Comment by faizshah
5 days ago
Pandas is a commonly known DSL at this point so lots of data scientists know pandas like the back of their hand and thats why a lot of pandas but for X libraries have become popular.
I agree that pandas does not have the best designed api in comparison to say dplyr but it also has a lot of functionality like pivot, melt, unstack that are often not implemented by other libraries. It’s also existed for more than a decade at this point so there’s a plethora of resources and stackoverflow questions.
On top of that, these days I just use ChatGPT to generate some of my pandas tasks. ChatGPT and other coding assistants know pandas really well so it’s super easy.
But I think if you get to know Pandas after a while you just learn all the weird quirks but gain huge benefits from all the things it can do and all the other libraries you can use with it.
I've been living in the shadow of pandas for about a decade now, and the only thing I learned is to avoid using it.
I 100% agree that pandas addresses all the pain points of data analysis in the wild, and this is precisely why it is so popular. My point is, it doesn't address them well. It seems like a conglomerate of special cases, written for a specific problem it's author was facing, with little concern for consistency, generality or other use cases that might arise.

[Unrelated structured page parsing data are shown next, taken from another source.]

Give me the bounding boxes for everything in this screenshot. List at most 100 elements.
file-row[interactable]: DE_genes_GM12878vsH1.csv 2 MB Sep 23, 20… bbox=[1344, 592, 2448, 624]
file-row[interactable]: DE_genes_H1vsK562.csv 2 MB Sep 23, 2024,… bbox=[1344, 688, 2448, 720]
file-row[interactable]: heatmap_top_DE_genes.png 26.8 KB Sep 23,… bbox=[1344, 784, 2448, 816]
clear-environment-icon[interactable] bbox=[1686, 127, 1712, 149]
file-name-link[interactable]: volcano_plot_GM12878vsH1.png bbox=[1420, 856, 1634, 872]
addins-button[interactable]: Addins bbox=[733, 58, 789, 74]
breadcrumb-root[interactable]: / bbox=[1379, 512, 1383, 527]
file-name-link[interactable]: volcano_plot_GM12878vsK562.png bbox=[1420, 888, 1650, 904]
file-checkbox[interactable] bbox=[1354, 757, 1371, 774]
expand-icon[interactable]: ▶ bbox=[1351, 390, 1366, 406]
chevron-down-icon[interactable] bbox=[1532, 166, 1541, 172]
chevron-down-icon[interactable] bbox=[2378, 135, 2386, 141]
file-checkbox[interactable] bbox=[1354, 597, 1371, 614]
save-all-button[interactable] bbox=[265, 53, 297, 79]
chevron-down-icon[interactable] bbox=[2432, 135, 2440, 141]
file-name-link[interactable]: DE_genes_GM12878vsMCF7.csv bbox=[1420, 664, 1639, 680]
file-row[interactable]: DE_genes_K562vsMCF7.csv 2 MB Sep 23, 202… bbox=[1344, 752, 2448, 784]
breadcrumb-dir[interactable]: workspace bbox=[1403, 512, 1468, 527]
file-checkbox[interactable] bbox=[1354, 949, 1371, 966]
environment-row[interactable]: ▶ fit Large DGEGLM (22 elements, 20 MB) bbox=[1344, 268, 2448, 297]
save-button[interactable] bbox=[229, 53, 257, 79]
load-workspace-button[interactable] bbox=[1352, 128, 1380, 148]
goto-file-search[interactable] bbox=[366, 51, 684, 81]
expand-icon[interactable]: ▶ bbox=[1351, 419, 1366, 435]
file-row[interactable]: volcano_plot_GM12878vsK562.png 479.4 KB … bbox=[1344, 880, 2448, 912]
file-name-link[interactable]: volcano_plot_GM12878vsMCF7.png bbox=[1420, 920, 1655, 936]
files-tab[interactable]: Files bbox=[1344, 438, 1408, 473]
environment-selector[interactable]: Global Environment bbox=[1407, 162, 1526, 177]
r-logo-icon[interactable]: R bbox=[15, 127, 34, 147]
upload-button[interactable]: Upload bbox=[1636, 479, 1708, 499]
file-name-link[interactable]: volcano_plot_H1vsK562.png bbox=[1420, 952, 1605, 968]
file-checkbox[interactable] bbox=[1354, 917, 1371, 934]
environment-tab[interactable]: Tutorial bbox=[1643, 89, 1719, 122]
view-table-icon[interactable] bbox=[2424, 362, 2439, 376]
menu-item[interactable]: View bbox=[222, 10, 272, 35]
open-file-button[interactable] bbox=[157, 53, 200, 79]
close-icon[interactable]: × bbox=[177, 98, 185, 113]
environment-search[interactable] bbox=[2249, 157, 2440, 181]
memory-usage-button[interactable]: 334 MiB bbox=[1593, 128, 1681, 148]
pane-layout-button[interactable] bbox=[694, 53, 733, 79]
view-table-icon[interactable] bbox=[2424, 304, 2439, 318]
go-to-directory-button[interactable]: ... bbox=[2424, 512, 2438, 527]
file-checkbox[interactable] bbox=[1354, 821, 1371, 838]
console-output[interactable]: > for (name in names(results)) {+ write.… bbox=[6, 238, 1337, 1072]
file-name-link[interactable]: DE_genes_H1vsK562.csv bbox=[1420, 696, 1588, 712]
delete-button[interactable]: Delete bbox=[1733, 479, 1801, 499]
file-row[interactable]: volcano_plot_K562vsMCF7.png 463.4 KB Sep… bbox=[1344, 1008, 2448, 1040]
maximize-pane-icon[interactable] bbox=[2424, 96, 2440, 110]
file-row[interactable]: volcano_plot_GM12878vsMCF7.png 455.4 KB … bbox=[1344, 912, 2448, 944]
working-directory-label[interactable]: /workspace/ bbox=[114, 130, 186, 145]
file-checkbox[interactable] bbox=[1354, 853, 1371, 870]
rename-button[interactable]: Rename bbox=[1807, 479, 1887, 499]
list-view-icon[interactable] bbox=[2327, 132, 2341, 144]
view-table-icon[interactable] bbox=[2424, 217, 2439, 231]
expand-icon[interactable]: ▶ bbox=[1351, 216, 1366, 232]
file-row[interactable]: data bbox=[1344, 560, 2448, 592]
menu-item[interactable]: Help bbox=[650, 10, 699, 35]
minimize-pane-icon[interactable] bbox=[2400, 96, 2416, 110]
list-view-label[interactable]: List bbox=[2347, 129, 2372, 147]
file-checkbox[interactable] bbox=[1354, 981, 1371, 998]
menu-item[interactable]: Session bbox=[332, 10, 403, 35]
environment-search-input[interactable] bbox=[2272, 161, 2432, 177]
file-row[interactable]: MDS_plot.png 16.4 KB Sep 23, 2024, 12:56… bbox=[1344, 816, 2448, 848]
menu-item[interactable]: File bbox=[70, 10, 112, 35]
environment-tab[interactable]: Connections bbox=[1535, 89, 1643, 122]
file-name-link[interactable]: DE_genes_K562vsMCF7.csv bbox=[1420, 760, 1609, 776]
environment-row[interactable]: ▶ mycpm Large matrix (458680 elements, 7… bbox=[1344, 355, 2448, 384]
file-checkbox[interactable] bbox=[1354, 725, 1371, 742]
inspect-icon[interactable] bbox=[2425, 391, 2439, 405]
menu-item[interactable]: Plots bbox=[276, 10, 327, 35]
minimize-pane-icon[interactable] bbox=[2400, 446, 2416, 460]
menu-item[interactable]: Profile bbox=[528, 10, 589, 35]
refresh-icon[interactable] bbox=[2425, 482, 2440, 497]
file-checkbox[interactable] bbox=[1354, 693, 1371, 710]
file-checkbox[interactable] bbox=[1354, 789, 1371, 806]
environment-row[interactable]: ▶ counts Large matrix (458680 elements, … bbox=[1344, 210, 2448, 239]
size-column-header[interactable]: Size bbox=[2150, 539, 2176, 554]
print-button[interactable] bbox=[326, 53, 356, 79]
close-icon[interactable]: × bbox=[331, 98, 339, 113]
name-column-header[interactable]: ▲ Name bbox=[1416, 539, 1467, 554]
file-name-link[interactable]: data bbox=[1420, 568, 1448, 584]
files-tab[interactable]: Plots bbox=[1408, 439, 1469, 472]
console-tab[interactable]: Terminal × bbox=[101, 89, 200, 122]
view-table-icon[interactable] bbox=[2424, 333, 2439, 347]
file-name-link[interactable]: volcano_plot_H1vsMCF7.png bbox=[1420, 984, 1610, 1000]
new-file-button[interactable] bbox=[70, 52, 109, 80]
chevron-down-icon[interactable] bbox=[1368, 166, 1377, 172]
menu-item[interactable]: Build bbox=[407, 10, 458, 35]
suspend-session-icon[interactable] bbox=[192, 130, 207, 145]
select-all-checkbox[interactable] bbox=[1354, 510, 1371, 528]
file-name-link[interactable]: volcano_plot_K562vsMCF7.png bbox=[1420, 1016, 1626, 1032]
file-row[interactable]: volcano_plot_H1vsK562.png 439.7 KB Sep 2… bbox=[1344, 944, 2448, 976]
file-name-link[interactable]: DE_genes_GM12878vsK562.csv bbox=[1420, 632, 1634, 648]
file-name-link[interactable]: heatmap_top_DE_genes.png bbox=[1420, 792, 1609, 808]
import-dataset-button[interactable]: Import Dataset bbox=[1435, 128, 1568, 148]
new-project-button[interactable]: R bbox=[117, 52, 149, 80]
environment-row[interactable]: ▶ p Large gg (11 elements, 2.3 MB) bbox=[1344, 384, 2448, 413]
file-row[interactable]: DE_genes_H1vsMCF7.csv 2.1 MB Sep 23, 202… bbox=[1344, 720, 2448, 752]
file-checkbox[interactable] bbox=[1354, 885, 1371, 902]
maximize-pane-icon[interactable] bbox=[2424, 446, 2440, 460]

In my usage, any time saved by its (very useful) methods tends to be lost on fixing subtle bugs introduced by strange pandas behaviours.
In my use cases, I reindex the data using pandas and get it to numpy arrays as soon as I can, and work with those, with a small library of utilities I wrote over the years. I'd gladly use a "sane pandas" instead.
Aye, but we've learned it, we've got code bases written in it, many of us are much more data kids than "real devs".
I get it doesn't follow best practices, but it does do what it needs to. Speed has been an issue, and it's exciting seeing that problem being solved.
Interesting to see so many people recently saying "polars looks great, but no way I'll rewrite". This library seems to give a lot of people, myself included, exactly what we want. I look forward to trying it.